The recommended approach is to keep both installed rather than committing to a full migration immediately. Test Cursor's feel gradually and shift your workload over as confidence builds.

SECTION 08

Pricing and Setup Patterns: Solo Developers vs Teams

For solo developers watching costs, start with Cursor's free plan or GitHub Copilot's free tier. Both offer enough to evaluate fit before committing any money.

When moving to a paid plan, the deciding factor is whether your work is primarily inline completions or chat and multi-file editing. The former favors paying for Copilot; the latter favors paying for Cursor.

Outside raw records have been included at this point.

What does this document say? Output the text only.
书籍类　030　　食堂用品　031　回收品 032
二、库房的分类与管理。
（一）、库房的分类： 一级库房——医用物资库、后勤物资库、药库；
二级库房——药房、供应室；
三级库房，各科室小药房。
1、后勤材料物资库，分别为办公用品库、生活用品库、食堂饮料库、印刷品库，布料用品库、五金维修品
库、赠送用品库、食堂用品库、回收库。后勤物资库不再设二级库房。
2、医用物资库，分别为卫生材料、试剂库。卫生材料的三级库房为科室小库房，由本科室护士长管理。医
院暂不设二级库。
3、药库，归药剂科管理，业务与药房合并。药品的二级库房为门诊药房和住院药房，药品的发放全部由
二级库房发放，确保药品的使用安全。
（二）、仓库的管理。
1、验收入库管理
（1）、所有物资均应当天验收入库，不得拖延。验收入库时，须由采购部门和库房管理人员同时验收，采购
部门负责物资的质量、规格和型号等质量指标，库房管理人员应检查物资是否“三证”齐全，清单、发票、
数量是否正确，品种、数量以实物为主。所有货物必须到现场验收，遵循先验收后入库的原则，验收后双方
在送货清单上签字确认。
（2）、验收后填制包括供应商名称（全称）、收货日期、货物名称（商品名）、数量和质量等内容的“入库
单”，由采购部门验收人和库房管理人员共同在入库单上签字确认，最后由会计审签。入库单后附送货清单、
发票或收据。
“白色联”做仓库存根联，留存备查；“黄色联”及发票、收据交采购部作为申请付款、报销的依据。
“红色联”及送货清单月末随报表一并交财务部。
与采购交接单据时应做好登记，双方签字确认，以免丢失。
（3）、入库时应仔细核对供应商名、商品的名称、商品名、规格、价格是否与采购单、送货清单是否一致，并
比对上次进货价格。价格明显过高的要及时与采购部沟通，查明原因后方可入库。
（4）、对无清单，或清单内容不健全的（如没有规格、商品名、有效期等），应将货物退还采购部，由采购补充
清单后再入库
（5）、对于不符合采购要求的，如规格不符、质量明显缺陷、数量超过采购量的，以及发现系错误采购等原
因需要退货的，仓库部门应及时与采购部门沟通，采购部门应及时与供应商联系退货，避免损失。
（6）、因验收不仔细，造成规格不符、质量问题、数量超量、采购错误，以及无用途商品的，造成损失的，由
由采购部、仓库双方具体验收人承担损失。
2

For team and business use, the considerations shift:

- Organization-level management: Copilot offers business plans with org-wide license management
- Environment standardization: Aligning the whole team on Cursor vs VS Code + Copilot affects operational overhead
- Mixed subscription: Tech leads and architects use both tools; implementation-focused developers use Copilot only

From experience, solo developers do fine with just one tool, while team environments benefit from role-based tool allocation. There's no need to subscribe everyone to both.

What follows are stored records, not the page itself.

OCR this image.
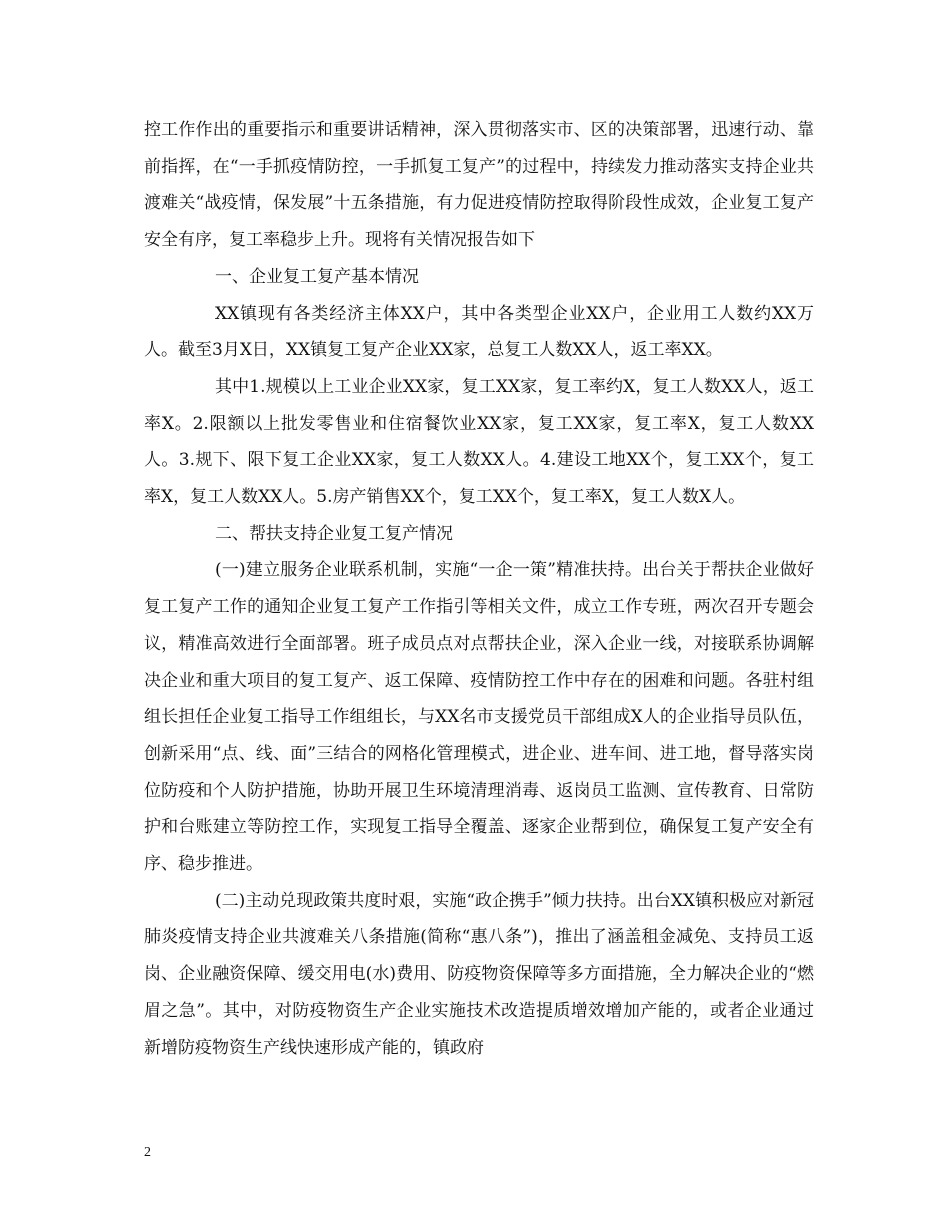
控工作作出的重要指示和重要讲话精神，深入贯彻落实市、区的决策部署，迅速行动、靠前指挥，在“一手抓疫情防控，一手抓复工复产”的过程中，持续发力推动落实支持企业共渡难关“战疫情，保发展”十五条措施，有力促进疫情防控取得阶段性成效，企业复工复产安全有序，复工率稳步上升。现将有关情况报告如下

一、企业复工复产基本情况

XX镇现有各类经济主体XX户，其中各类型企业XX户，企业用工人数约XX万人。截至3月X日，XX镇复工复产企业XX家，总复工人数XX人，返工率XX。

其中1.规模以上工业企业XX家，复工XX家，复工率约X，复工人数XX人，返工率X。2.限额以上批发零售业和住宿餐饮业XX家，复工XX家，复工率X，复工人数XX人。3.规下、限下复工企业XX家，复工人数XX人。4.建设工地XX个，复工XX个，复工率X，复工人数XX人。5.房产销售XX个，复工XX个，复工率X，复工人数X人。

二、帮扶支持企业复工复产情况

(一)建立服务企业联系机制，实施“一企一策”精准扶持。出台关于帮扶企业做好复工复产工作的通知企业复工复产工作指引等相关文件，成立工作专班，两次召开专题会议，精准高效进行全面部署。班子成员点对点帮扶企业，深入企业一线，对接联系协调解决企业和重大项目的复工复产、返工保障、疫情防控工作中存在的困难和问题。各驻村组组长担任企业复工指导工作组组长，与XX名市支援党员干部组成X人的企业指导员队伍，创新采用“点、线、面”三结合的网格化管理模式，进企业、进车间、进工地，督导落实岗位防疫和个人防护措施，协助开展卫生环境清理消毒、返岗员工监测、宣传教育、日常防护和台账建立等防控工作，实现复工指导全覆盖、逐家企业帮到位，确保复工复产安全有序、稳步推进。

(二)主动兑现政策共度时艰，实施“政企携手”倾力扶持。出台XX镇积极应对新冠肺炎疫情支持企业共渡难关八条措施(简称“惠八条”)，推出了涵盖租金减免、支持员工返岗、企业融资保障、缓交用电(水)费用、防疫物资保障等多方面措施，全力解决企业的“燃眉之急”。其中，对防疫物资生产企业实施技术改造提质增效增加产能的，或者企业通过新增防疫物资生产线快速形成产能的，镇政府

2
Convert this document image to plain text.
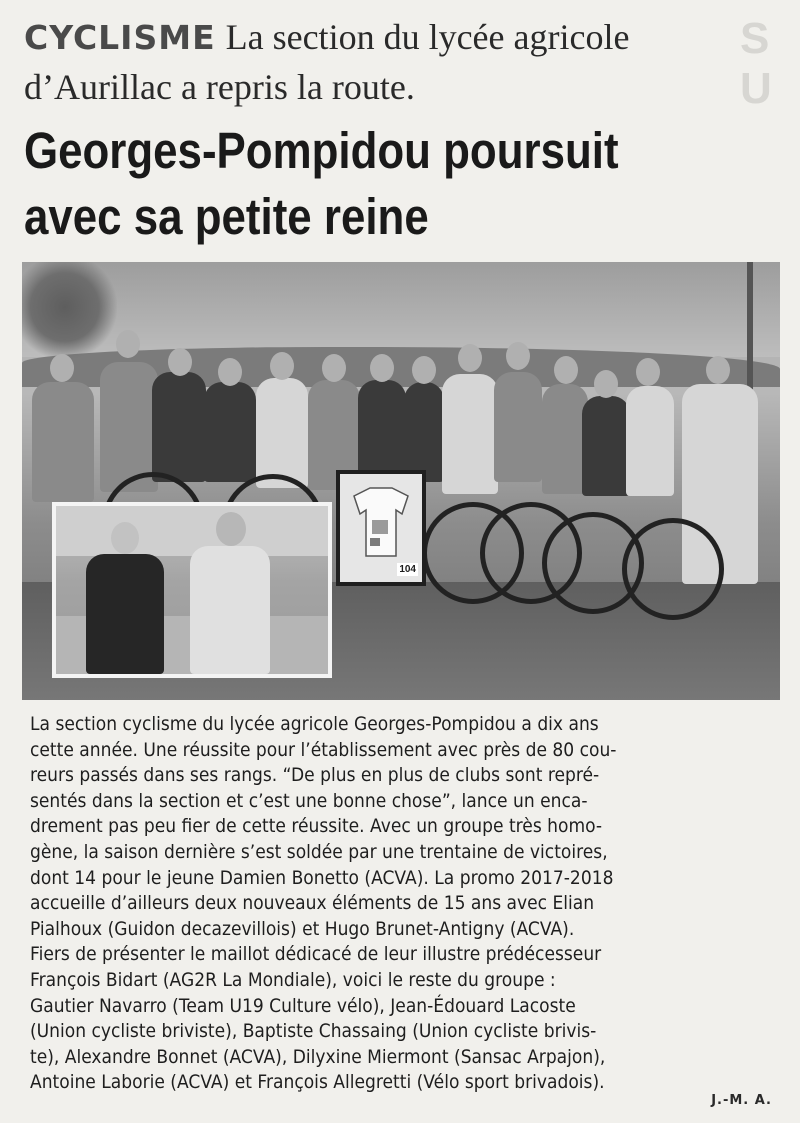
S U
CYCLISME La section du lycée agricole
d’Aurillac a repris la route.
Georges-Pompidou poursuit
avec sa petite reine
104
La section cyclisme du lycée agricole Georges-Pompidou a dix ans
cette année. Une réussite pour l’établissement avec près de 80 cou-
reurs passés dans ses rangs. “De plus en plus de clubs sont repré-
sentés dans la section et c’est une bonne chose”, lance un enca-
drement pas peu fier de cette réussite. Avec un groupe très homo-
gène, la saison dernière s’est soldée par une trentaine de victoires,
dont 14 pour le jeune Damien Bonetto (ACVA). La promo 2017-2018
accueille d’ailleurs deux nouveaux éléments de 15 ans avec Elian
Pialhoux (Guidon decazevillois) et Hugo Brunet-Antigny (ACVA).
Fiers de présenter le maillot dédicacé de leur illustre prédécesseur
François Bidart (AG2R La Mondiale), voici le reste du groupe :
Gautier Navarro (Team U19 Culture vélo), Jean-Édouard Lacoste
(Union cycliste briviste), Baptiste Chassaing (Union cycliste brivis-
te), Alexandre Bonnet (ACVA), Dilyxine Miermont (Sansac Arpajon),
Antoine Laborie (ACVA) et François Allegretti (Vélo sport brivadois).
J.-M. A.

Start free, and pay for whichever tool makes you think "I can't work without this." Decisions based on actual usage beat gut feelings every time.

SECTION 09

Security Checkpoints for Business Use

When feeding company code to AI tools, confirming whether your data is used for model training is a non-negotiable step. Both Copilot and Cursor offer opt-out settings in their business plans, but defaults differ by tier.

Key items to verify:

- Data transmission scope: How much of your code gets sent to the cloud?
- Training usage: Is transmitted code used for model training?
- Opt-out settings: Can you refuse training usage, and is it off by default?
- Data retention: How long is transmitted code stored on servers?

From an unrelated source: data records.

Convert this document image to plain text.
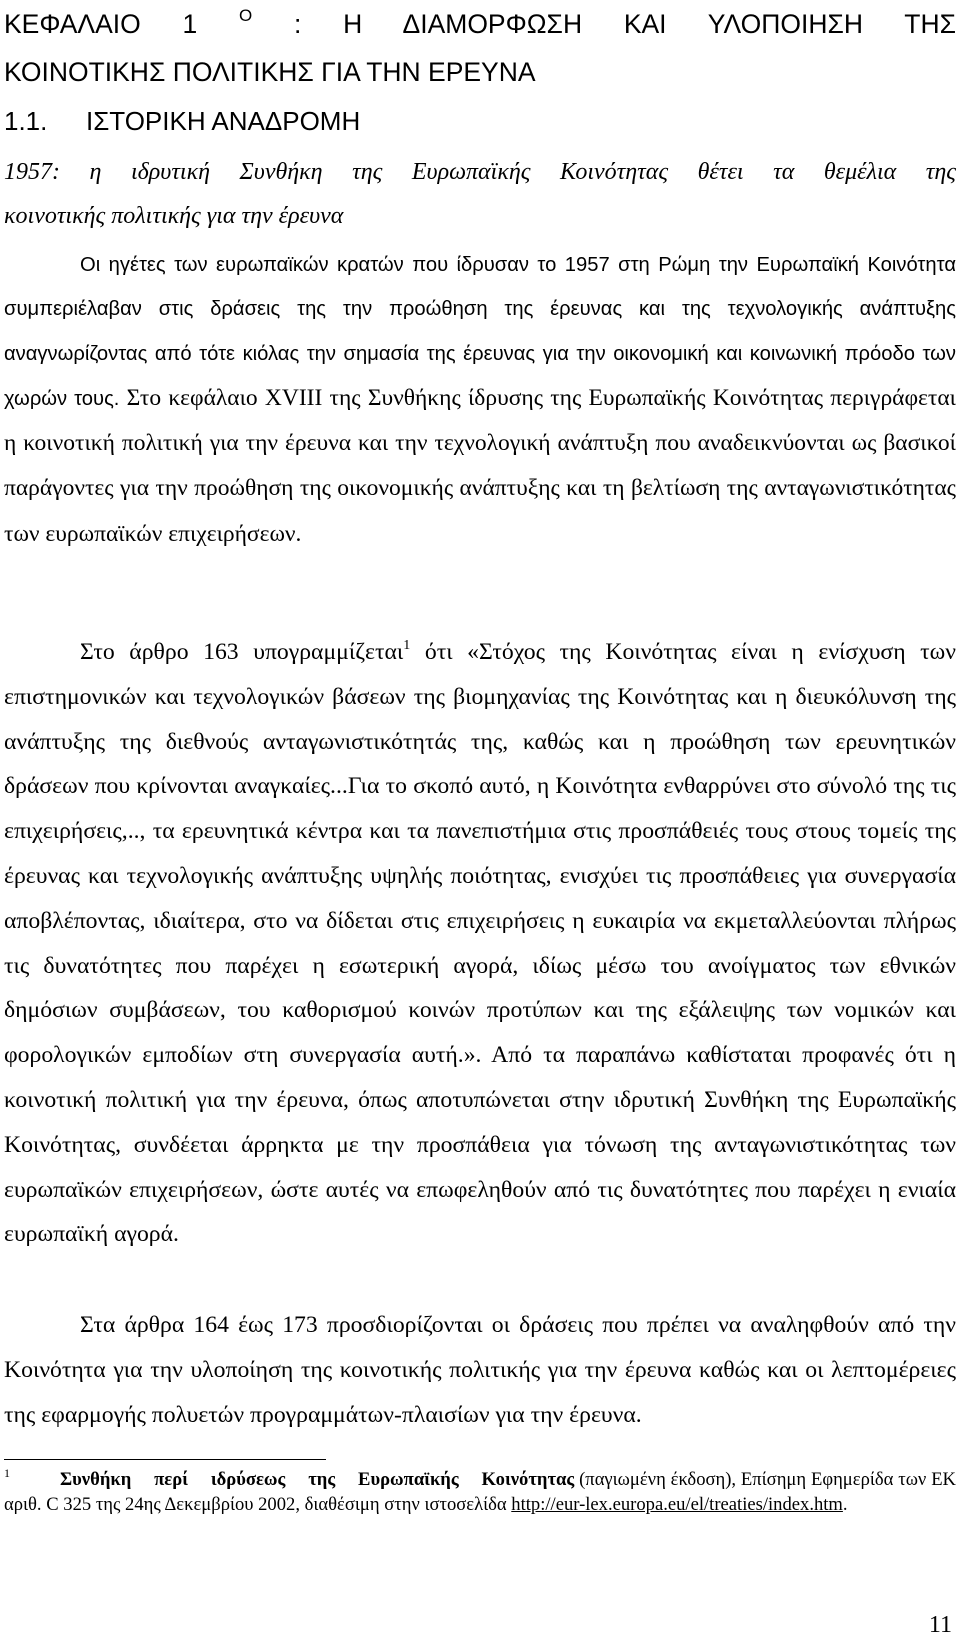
ΚΕΦΑΛΑΙΟ 1 $^O$ : Η ΔΙΑΜΟΡΦΩΣΗ ΚΑΙ ΥΛΟΠΟΙΗΣΗ ΤΗΣ
ΚΟΙΝΟΤΙΚΗΣ ΠΟΛΙΤΙΚΗΣ ΓΙΑ ΤΗΝ ΕΡΕΥΝΑ
1.1. ΙΣΤΟΡΙΚΗ ΑΝΑΔΡΟΜΗ

1957: η ιδρυτική Συνθήκη της Ευρωπαϊκής Κοινότητας θέτει τα θεμέλια της
κοινοτικής πολιτικής για την έρευνα

Οι ηγέτες των ευρωπαϊκών κρατών που ίδρυσαν το 1957 στη Ρώμη την Ευρωπαϊκή Κοινότητα συμπεριέλαβαν στις δράσεις της την προώθηση της έρευνας και της τεχνολογικής ανάπτυξης αναγνωρίζοντας από τότε κιόλας την σημασία της έρευνας για την οικονομική και κοινωνική πρόοδο των χωρών τους. Στο κεφάλαιο XVIII της Συνθήκης ίδρυσης της Ευρωπαϊκής Κοινότητας περιγράφεται η κοινοτική πολιτική για την έρευνα και την τεχνολογική ανάπτυξη που αναδεικνύονται ως βασικοί παράγοντες για την προώθηση της οικονομικής ανάπτυξης και τη βελτίωση της ανταγωνιστικότητας των ευρωπαϊκών επιχειρήσεων.

Στο άρθρο 163 υπογραμμίζεται$^1$ ότι «Στόχος της Κοινότητας είναι η ενίσχυση των επιστημονικών και τεχνολογικών βάσεων της βιομηχανίας της Κοινότητας και η διευκόλυνση της ανάπτυξης της διεθνούς ανταγωνιστικότητάς της, καθώς και η προώθηση των ερευνητικών δράσεων που κρίνονται αναγκαίες...Για το σκοπό αυτό, η Κοινότητα ενθαρρύνει στο σύνολό της τις επιχειρήσεις,.., τα ερευνητικά κέντρα και τα πανεπιστήμια στις προσπάθειές τους στους τομείς της έρευνας και τεχνολογικής ανάπτυξης υψηλής ποιότητας, ενισχύει τις προσπάθειες για συνεργασία αποβλέποντας, ιδιαίτερα, στο να δίδεται στις επιχειρήσεις η ευκαιρία να εκμεταλλεύονται πλήρως τις δυνατότητες που παρέχει η εσωτερική αγορά, ιδίως μέσω του ανοίγματος των εθνικών δημόσιων συμβάσεων, του καθορισμού κοινών προτύπων και της εξάλειψης των νομικών και φορολογικών εμποδίων στη συνεργασία αυτή.». Από τα παραπάνω καθίσταται προφανές ότι η κοινοτική πολιτική για την έρευνα, όπως αποτυπώνεται στην ιδρυτική Συνθήκη της Ευρωπαϊκής Κοινότητας, συνδέεται άρρηκτα με την προσπάθεια για τόνωση της ανταγωνιστικότητας των ευρωπαϊκών επιχειρήσεων, ώστε αυτές να επωφεληθούν από τις δυνατότητες που παρέχει η ενιαία ευρωπαϊκή αγορά.

Στα άρθρα 164 έως 173 προσδιορίζονται οι δράσεις που πρέπει να αναληφθούν από την Κοινότητα για την υλοποίηση της κοινοτικής πολιτικής για την έρευνα καθώς και οι λεπτομέρειες της εφαρμογής πολυετών προγραμμάτων-πλαισίων για την έρευνα.

1	Συνθήκη περί ιδρύσεως της Ευρωπαϊκής Κοινότητας (παγιωμένη έκδοση), Επίσημη Εφημερίδα των ΕΚ αριθ. C 325 της 24ης Δεκεμβρίου 2002, διαθέσιμη στην ιστοσελίδα http://eur-lex.europa.eu/el/treaties/index.htm.

11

For Copilot, the business plan explicitly states that code is not used for training. The individual plan also allows opt-out, but the business tier has stronger defaults.

For Cursor, a Privacy Mode setting controls the scope of code transmission. Enabling it ensures your code isn't stored on their servers.

When seeking internal approval, present specific settings and procedures rather than general reassurances. Vague concerns about "AI being risky" are best countered with concrete configuration details and step-by-step opt-out instructions.

SECTION 10

Conclusion: Choose What Fits Your Flow

Choosing between Cursor and GitHub Copilot comes down to "which fits into your development workflow," not "which is superior." If you value inline completion tempo, lean toward Copilot. If you frequently work across entire projects, Cursor becomes the anchor.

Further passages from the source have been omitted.